Novel pyrazole‐biphenyl‐carboxamides for SARS‐CoV2 entry‐level restriction and microbial infections

Novel pyrazole-biphenyl-carboxamides for SARS-CoV2 entry-level restriction and microbial infections

Novel pyrazole-biphenyl carboxamides showed dual antimicrobial and SARS-CoV2 entry-level inhibition activity potentials. The antimicrobial activity was broad-spectrum and the in-silico SARS-CoV2 spike protein, a main causative agent of COVID-19, was found to restrict its entry-level interaction with human Angiotensin Converting Enzyme (hACE). Thus, these novel molecules could have been the future drugs to treat both microbial and viral infections.


Abstract

Microbial diseases including viral infection are big issues globally. Effective medicinal discovery for them is the need for the day. In this study, we report pyrazole-biphenyl-carboxamides (4a-l) validated for their SARS-CoV2 entry-level restriction effect over studying the protein–protein interaction of SARS-CoV2 with human ACE protein. Their extended antimicrobial properties were also evaluated. Online and offline software tools predicted MD simulation and ADMET druggability in silico. The antimicrobial efficacy of all compounds was also evaluated against Gram+ve Streptococcus pneumoniae (MTCC 1936), Staphylococcus aureus (MTCC 737) and Gram-ve Escherichia coli (MTCC 443), Pseudomonas aeruginosa (MTCC 424) (bacteria). In the results, compounds 4g and 4i were evenly active against both bacteria at a low concentration range (MIC: 1.00 to 9.5 μg/mL) and displayed lesser toxicity to tested mammalian cells (EC100 = 75 μg/mL).
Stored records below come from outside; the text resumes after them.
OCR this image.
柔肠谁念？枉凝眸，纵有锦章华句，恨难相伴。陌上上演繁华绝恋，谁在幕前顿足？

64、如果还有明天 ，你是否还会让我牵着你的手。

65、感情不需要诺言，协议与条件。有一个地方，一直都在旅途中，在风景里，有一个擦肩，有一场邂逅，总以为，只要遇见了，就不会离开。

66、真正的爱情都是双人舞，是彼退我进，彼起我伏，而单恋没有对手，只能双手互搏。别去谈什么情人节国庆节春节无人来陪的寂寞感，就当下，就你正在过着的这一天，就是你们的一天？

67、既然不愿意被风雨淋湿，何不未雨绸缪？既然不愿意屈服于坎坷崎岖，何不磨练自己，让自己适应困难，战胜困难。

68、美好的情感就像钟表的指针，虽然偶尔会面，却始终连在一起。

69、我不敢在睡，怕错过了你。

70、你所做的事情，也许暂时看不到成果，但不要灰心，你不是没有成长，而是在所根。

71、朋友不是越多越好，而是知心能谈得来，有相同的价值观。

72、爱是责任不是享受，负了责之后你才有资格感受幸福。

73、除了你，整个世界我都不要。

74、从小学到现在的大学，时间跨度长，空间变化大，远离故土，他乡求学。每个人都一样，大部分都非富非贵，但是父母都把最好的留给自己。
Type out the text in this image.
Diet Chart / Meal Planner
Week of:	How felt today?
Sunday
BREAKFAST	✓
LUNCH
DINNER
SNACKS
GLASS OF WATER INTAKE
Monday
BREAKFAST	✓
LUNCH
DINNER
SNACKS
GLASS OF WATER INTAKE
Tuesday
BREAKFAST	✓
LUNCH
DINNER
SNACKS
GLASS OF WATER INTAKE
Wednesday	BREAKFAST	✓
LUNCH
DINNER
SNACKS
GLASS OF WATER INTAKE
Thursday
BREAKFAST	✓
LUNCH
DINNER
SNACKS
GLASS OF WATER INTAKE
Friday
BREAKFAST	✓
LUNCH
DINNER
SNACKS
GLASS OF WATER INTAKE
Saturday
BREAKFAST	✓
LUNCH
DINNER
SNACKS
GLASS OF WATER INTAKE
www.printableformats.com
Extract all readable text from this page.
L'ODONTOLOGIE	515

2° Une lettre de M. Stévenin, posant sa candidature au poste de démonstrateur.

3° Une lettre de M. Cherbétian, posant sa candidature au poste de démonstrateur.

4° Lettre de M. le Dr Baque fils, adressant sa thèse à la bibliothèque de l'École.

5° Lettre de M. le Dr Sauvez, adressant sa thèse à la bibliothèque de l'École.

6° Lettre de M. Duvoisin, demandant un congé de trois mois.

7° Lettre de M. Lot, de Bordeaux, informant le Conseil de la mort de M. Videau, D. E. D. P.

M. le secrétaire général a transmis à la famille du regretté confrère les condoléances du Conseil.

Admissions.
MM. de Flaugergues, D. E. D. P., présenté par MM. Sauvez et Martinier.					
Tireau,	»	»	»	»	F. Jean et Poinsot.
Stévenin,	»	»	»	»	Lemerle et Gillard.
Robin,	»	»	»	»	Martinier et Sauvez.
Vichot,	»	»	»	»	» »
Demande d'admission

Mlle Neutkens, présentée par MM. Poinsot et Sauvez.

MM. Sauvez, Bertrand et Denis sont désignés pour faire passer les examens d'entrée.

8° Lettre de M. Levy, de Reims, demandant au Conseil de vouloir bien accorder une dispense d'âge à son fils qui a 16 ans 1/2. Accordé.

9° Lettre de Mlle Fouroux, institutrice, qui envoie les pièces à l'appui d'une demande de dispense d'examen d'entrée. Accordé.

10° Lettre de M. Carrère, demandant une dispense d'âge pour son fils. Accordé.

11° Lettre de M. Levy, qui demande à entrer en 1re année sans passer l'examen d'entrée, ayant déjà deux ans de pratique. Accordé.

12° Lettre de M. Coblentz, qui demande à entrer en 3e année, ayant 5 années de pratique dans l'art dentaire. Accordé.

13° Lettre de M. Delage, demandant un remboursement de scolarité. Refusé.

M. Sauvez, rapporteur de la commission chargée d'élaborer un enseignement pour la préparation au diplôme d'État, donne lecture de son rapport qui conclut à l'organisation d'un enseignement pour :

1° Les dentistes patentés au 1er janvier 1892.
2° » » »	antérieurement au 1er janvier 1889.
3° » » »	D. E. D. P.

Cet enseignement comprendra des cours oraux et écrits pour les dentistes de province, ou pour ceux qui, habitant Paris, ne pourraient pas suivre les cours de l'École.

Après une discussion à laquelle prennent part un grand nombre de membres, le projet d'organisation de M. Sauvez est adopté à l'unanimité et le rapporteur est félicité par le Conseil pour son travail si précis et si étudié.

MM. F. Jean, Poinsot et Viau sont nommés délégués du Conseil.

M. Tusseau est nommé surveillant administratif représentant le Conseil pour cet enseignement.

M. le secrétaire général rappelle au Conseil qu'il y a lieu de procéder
Furthermore, it was able to kill metabolically inactive bacterial cells and eradicate established biofilms of Methicillin-resistant Staphylococcus aureus (MRSA). Both the compounds inhibited DNA gyrase well with an IC50 0.25 μM (96% relative activity) and 0.52 μM (97% relative activity) respectively. Compounds (4a-l) showed restrictive efficiency of SARS-CoV2 spike protein (SC2SP) and human angiotensin-converting enzyme 2 (hACE2) entry-level association in COVID-19 in silico. To assess this ability, firstly, we identified the crucial amino acid residues involved in the interface of SARS-CoV-2 and hACE2 virtually. We recognized the ability of 4a-l binding to the binding interface to SARS-CoV2; thus, the interaction of SC2SP-hACE2 was effectively inhibited.